For those of you who haven’t heard of the Ice Hotels before, you’re in for a frosty treat.


Across Canada, Finland, Japan, Norway, Romania, Sweden, and Switzerland, these monumental structures are constructed primarily from snow and ice blocks (a cheaper resource than steel, concrete, etc.). Their structural integrity depends on extremely cold climates to stay intact, and often the locations they build them on eventually cause them to melt, so the hotels are usually operated seasonally.


Not shown, but the rooms also feature toilets made of ice. One can hope the indoor plumbing isn’t made of it as well.


The accommodations of the hotels include beds, restaurants, saunas, and, of course, bars where you sit on an ice stool and drink from an ice glass on an ice bar table. It also gives artists an opportunity to show off their ice sculpting skill:


Surprisingly, the prices per night aren’t completely unaffordable, even for a designer. Past the travel expenses, a Tripadvisor quote for one night in the Jukkasjarvi Icehotel in Sweden during mid-March 2015 yielded only around $400 per night. I use the word “only” loosely because you’d presumably be in Sweden to spend saved up money for an extravagant trip.
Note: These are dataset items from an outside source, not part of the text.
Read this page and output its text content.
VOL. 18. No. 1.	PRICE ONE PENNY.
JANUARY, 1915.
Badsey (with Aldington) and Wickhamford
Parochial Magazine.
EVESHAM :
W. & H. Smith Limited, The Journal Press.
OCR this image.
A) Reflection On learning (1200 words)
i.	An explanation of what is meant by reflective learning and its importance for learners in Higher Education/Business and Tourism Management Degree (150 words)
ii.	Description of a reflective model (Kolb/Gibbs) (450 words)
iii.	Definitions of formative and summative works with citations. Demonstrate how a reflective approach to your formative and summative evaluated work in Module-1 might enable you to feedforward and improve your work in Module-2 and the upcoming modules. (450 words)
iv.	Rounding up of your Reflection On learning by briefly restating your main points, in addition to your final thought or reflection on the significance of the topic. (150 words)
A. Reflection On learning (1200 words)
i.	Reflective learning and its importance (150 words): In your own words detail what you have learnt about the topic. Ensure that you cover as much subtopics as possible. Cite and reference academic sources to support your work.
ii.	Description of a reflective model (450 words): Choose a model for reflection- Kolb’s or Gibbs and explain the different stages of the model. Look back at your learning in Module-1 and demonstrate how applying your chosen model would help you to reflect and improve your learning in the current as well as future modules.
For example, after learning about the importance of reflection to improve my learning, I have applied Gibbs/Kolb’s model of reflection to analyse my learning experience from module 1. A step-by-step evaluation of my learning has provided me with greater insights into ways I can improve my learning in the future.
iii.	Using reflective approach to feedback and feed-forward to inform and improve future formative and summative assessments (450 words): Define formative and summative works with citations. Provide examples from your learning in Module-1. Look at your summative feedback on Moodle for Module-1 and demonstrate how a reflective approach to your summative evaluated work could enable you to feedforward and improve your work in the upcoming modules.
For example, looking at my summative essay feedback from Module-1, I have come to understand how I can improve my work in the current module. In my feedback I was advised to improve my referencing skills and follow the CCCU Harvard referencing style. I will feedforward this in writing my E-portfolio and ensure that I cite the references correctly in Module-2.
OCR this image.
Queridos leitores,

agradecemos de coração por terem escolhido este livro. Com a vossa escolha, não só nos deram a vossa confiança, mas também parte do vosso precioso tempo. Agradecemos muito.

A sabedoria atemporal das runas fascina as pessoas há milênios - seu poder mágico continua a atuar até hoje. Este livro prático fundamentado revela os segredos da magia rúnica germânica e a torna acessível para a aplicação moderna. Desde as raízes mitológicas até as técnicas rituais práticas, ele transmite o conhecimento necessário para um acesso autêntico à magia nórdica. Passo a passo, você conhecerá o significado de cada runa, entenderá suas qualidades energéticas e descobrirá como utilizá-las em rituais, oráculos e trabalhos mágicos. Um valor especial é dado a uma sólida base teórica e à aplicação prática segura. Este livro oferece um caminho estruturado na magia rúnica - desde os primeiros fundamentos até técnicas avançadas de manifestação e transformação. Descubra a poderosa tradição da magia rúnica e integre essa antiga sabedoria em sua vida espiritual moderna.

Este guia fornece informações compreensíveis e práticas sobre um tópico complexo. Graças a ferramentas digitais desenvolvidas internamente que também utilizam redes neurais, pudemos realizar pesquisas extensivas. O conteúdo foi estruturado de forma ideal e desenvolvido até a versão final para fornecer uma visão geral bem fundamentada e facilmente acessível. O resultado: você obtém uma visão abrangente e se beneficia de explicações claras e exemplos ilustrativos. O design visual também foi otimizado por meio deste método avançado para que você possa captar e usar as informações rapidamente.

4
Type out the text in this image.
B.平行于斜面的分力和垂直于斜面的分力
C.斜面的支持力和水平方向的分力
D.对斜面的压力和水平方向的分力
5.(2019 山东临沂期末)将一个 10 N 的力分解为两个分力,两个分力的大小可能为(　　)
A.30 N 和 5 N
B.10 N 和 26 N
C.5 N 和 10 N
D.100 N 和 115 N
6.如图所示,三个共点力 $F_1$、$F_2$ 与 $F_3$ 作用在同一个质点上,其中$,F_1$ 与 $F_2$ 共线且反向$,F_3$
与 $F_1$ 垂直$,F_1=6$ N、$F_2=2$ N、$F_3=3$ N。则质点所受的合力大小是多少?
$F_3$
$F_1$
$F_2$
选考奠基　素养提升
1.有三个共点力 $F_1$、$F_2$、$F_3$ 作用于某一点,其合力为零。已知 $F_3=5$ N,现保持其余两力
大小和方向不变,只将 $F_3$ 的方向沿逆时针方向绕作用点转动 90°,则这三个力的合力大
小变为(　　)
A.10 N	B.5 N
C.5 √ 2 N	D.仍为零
Immaculate structural design, comfortable (looking) lodging, and the opportunity to stay in a castle made of frozen water before you die are reason enough for me, and hopefully you all as well, to go.

One Comment

  1. mrudorfe wrote:

    INCREDIBLE! I have heard of ice hotels but have never taken the time to research them. This is an incredible kudos to the art of ice sculpture, which in my opinion is a culinary/visual art that does not get the recognition it deserves. In addition, the world of design is included in total in regards to the ice hotels. From architecture to ice sculpting to interior decoration to strategic engineering – ice hotel, albeit very unique, are a wonderful demonstration of creativity, originality, and design. I do wonder, is it easy to sleep in an ice bed?